Rude Boy Train

THE JAMES HUNTER SIX – Hold On ! – Daptone Records

Afficher l'image d'origineUN PEU D’HISTOIRE : JAMES HUNTER, c’est un daron anglais de Colchester, au nord-est de Londres, amateur de rhythm and blues et de soul, mais aussi de rockablilly, genre qu’il explorera au mitan des 80’s avec Howlin’ Wilf and the Vee-Jays, un de ses premiers groupes avec lequel il publiera trois albums et un maxi Ep.

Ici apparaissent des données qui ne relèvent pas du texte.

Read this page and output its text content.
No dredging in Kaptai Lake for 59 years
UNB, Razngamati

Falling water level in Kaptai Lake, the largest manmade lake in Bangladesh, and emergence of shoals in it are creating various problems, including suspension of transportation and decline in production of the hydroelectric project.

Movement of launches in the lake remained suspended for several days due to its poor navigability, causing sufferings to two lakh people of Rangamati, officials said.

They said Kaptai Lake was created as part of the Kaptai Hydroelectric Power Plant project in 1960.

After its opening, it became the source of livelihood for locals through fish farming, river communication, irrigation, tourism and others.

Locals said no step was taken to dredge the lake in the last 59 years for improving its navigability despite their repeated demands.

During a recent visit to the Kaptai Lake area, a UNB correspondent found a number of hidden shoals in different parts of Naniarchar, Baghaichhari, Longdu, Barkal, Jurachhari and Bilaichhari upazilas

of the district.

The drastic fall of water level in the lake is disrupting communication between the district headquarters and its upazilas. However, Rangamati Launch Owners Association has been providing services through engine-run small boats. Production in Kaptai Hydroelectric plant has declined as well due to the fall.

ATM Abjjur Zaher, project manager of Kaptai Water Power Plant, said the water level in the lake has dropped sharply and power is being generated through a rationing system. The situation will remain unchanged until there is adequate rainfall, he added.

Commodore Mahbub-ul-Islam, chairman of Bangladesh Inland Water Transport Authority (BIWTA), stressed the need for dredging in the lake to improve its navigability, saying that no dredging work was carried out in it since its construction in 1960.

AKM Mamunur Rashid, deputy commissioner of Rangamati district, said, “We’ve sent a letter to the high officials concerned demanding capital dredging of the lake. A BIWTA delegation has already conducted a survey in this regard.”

James Hunter traîne sa guitare dans les clubs de Londres, se fait repérer par un certain Van Morrison qui apparaît sur le premier album solo du gaillard, « Ace », en 1996. Hunter se retrouve ensuite à accompagner Morrison sur scène, avant d’enregistrer trois autres albums jusqu’à la fin des années 2010.

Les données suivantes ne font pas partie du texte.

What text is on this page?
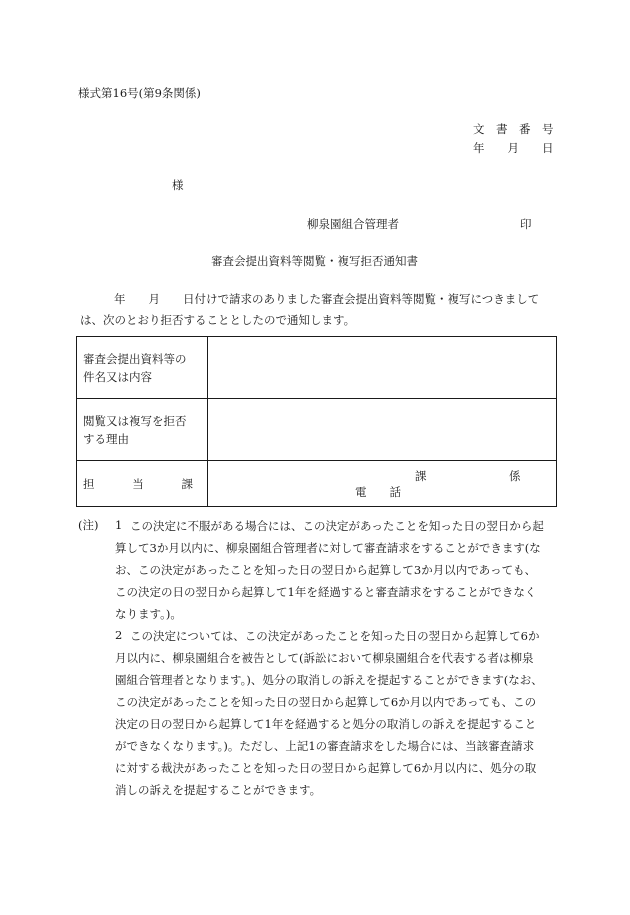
様式第16号(第9条関係)
文　書　番　号
年　　月　　日
様
柳泉園組合管理者	印
審査会提出資料等閲覧・複写拒否通知書
年　　月　　日付けで請求のありました審査会提出資料等閲覧・複写につきまして
は、次のとおり拒否することとしたので通知します。
審査会提出資料等の
件名又は内容	

閲覧又は複写を拒否
する理由	

担 当 課	課 係
電　　話
(注) 1 この決定に不服がある場合には、この決定があったことを知った日の翌日から起
算して3か月以内に、柳泉園組合管理者に対して審査請求をすることができます(な
お、この決定があったことを知った日の翌日から起算して3か月以内であっても、
この決定の日の翌日から起算して1年を経過すると審査請求をすることができなく
なります。)。
2 この決定については、この決定があったことを知った日の翌日から起算して6か
月以内に、柳泉園組合を被告として(訴訟において柳泉園組合を代表する者は柳泉
園組合管理者となります。)、処分の取消しの訴えを提起することができます(なお、
この決定があったことを知った日の翌日から起算して6か月以内であっても、この
決定の日の翌日から起算して1年を経過すると処分の取消しの訴えを提起すること
ができなくなります。)。ただし、上記1の審査請求をした場合には、当該審査請求
に対する裁決があったことを知った日の翌日から起算して6か月以内に、処分の取
消しの訴えを提起することができます。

C’est là qu’il décide de monter une formation qu’il appellera tout simplement THE JAMES HUNTER SIX, puisqu’ils sont six, et peut-être que s’ils avaient été sept ils se seraient appelés The Magnificent Seven.

The James Hunter Six sort en 2013 un premier album (« Minute By Minute ») sur Fantasy/Go Records, avant d’être repris en vinyle par Daptone Records, parce que Bosco Mann est quand même loin d’avoir des goût de chiottes.

« Hold On ! », le second opus fraîchement sorti, est publié directement par le label de Brooklyn, avec le même Bosco venu traîner ses guêtres près des manettes de Penrose Recorders à Riverside, Californie.

LE DISQUE : J’arrive fraîchement dans le monde de la soul et du rhythm and blues, et je vous préviens, avec des disques comme celui-ci, on risque fort de vous parler de plus en plus de ces genres-là dans les colonnes de Rude Boy Train.

Parce que là vraiment, je suis sur le cul. Dix morceaux, pas un de plus, et franchement le gars James Hunter n’a pas besoin de monter sur les toits (cf la pochette) pour avoir la tête dans les nuages. Comme dirait l’autre « sky is the limit », et encore, tu te demandes si ce sextet-là en a (des limites).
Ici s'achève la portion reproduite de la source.